By Oscar Huerta, April 18, 2023
Male students from various racial and ethnic backgrounds gathered at Cal Poly Pomona for a two-day retreat held from March 17 to 18 in order to connect with each other and learn about the struggles they share with their fellow men of color.
CPP’s Male Success Initiatives hosted the event in the CLA and College of Business Administration Buildings and invited male students from CPP and other California State Universities to participate in several networking activities and lectures discussing self-confidence and self-worth.
According to MSI Director Joel Gutierrez, the most important goal of this retreat was to get students to build relationships with other men of color.
“I wanted students, specifically men of color, to know that they’re not alone,” Gutierrez said. “I think that was the other goal to know that, for CPP men of color, you also have brothers in other CSUs.”
One of the retreat’s activities was a lecture on identifying and dismantling imposter syndrome, which Markease Harris, a computer science student from CSU Dominguez Hills, said heavily resonated with him.
“This work that everyone is doing is extremely essential to help these men of color grow into better men, help understand themselves, find community on campus and find community within themselves,” Harris said. “It’s essential and necessary to help cultivate the minds of the next generation, and I’m very grateful for this work.”

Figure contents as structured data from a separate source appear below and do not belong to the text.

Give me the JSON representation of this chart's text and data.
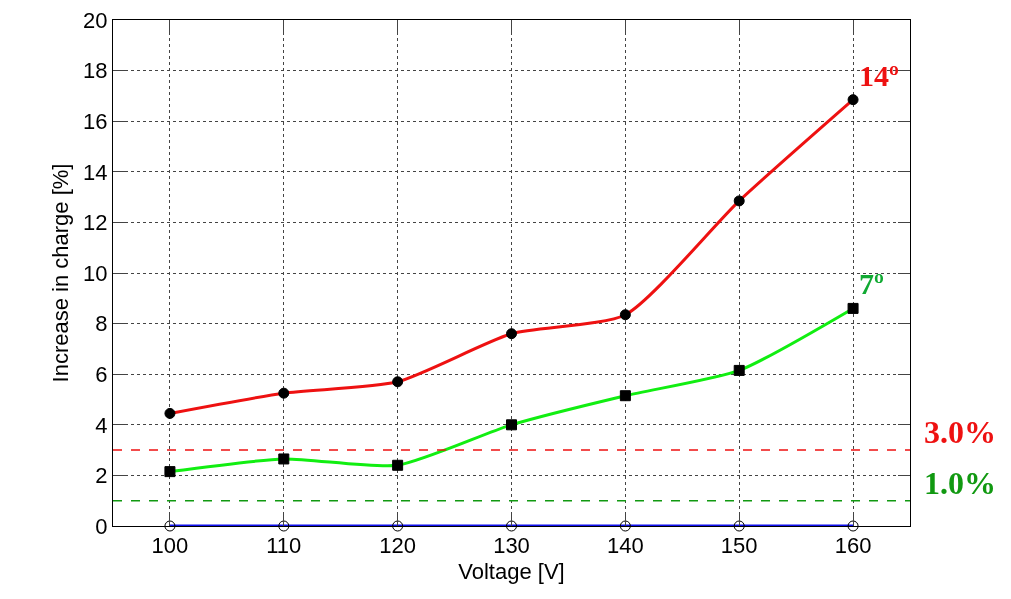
{
  "chart_data": {
    "type": "line",
    "xlabel": "Voltage [V]",
    "ylabel": "Increase in charge [%]",
    "x": [
      100,
      110,
      120,
      130,
      140,
      150,
      160
    ],
    "series": [
      {
        "name": "14º",
        "color": "#ee1111",
        "marker": "circle",
        "values": [
          4.45,
          5.25,
          5.7,
          7.6,
          8.35,
          12.85,
          16.85
        ]
      },
      {
        "name": "7º",
        "color": "#11ee11",
        "marker": "square",
        "values": [
          2.15,
          2.65,
          2.4,
          4.0,
          5.15,
          6.15,
          8.6
        ]
      },
      {
        "color": "#1111ee",
        "marker": "circle-open",
        "values": [
          0,
          0,
          0,
          0,
          0,
          0,
          0
        ]
      }
    ],
    "xlim": [
      95,
      165
    ],
    "xticks": [
      100,
      110,
      120,
      130,
      140,
      150,
      160
    ],
    "ylim": [
      0,
      20
    ],
    "yticks": [
      0,
      2,
      4,
      6,
      8,
      10,
      12,
      14,
      16,
      18,
      20
    ],
    "grid": true,
    "legend": false,
    "line_style": "solid",
    "ref_lines": [
      {
        "axis": "y",
        "value": 3.0,
        "label": "3.0%",
        "color": "#ee1111",
        "line_style": "dashed"
      },
      {
        "axis": "y",
        "value": 1.0,
        "label": "1.0%",
        "color": "#119911",
        "line_style": "dashed"
      }
    ]
  }
}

John Offenburger Espinoza, a master’s student of the business administration program at CPP and returning member of MSI, said having a supportive community of men of color through MSI helped him overcome his imposter syndrome and start taking leadership roles on campus.

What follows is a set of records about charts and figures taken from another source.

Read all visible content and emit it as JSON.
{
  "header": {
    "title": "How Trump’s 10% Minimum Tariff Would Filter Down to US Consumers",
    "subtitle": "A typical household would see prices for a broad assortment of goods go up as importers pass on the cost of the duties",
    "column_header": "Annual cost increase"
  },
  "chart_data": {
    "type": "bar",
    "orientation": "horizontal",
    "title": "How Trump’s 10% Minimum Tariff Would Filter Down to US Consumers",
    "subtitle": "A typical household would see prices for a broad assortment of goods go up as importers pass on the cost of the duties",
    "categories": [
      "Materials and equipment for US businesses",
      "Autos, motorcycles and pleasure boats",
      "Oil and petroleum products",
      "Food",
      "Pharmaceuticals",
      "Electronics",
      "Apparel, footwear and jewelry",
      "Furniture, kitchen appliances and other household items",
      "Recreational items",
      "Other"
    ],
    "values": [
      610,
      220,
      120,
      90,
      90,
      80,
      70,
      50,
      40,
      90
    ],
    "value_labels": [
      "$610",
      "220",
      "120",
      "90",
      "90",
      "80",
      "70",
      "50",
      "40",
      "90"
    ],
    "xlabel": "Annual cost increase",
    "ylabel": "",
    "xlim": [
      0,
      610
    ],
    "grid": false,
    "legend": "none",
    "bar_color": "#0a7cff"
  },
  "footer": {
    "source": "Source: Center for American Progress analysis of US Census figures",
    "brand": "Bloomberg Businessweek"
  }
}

“Having someone say something like ‘I know you are good enough, I know you can’ — that’s gold,” Offenburger said. “Sometimes you don’t even need material stuff and money, sometimes you need those words. Somebody that can vouch for you.”
Students from Cal State Dominguez Hills and Cal State Fullerton joined the conference and greeted their fellow men of color from CPP on the second day of the event.
The second day of the event also featured an alumni panel with four CPP alumni who came to the event to give their advice to students. One of the members of the panel was Jacob Quetant, an alumni from the class of 2009, who further stressed the importance of forming relationships alongside your education in college.
“You can sit in a room and people can lecture, and you can either be locked in and listening or your attention can drift,” Quetant said. “But who you’re sitting next to, to your left and to your right and even who you might be listening to lecture, if you have the courage to speak up and create a relationship, there’s no telling where that relationship can lead you to.”
According to Gutierrez, MSI specifically contacted CPP alumni from the Latino and Black alumni network because those groups of men need the most help finding connections for careers in higher fields. Gutierrez stated they wanted to provide these students with a panel of CPP alumni who have “walked their path” and could help them navigate their journey through college.
After many activities and lectures, the event capped off with one final group picture and a reminder from the event leaders to stay connected with one another.
According to Gutierrez, the idea for this retreat came from students in MSI, who pitched the concept in a staff meeting and worked with MSI’s senior coordinators to help make the event happen.
Gutierrez stated MSI’s goal is to continue providing men of color at CPP opportunities to connect and grow with each other through their various programs and social events.
“For me, MSI has a responsibility to allow men of color here at Cal Poly Pomona to see themselves.” Gutierrez said. “We have a responsibility to create spaces where students of color — men of color — belong.”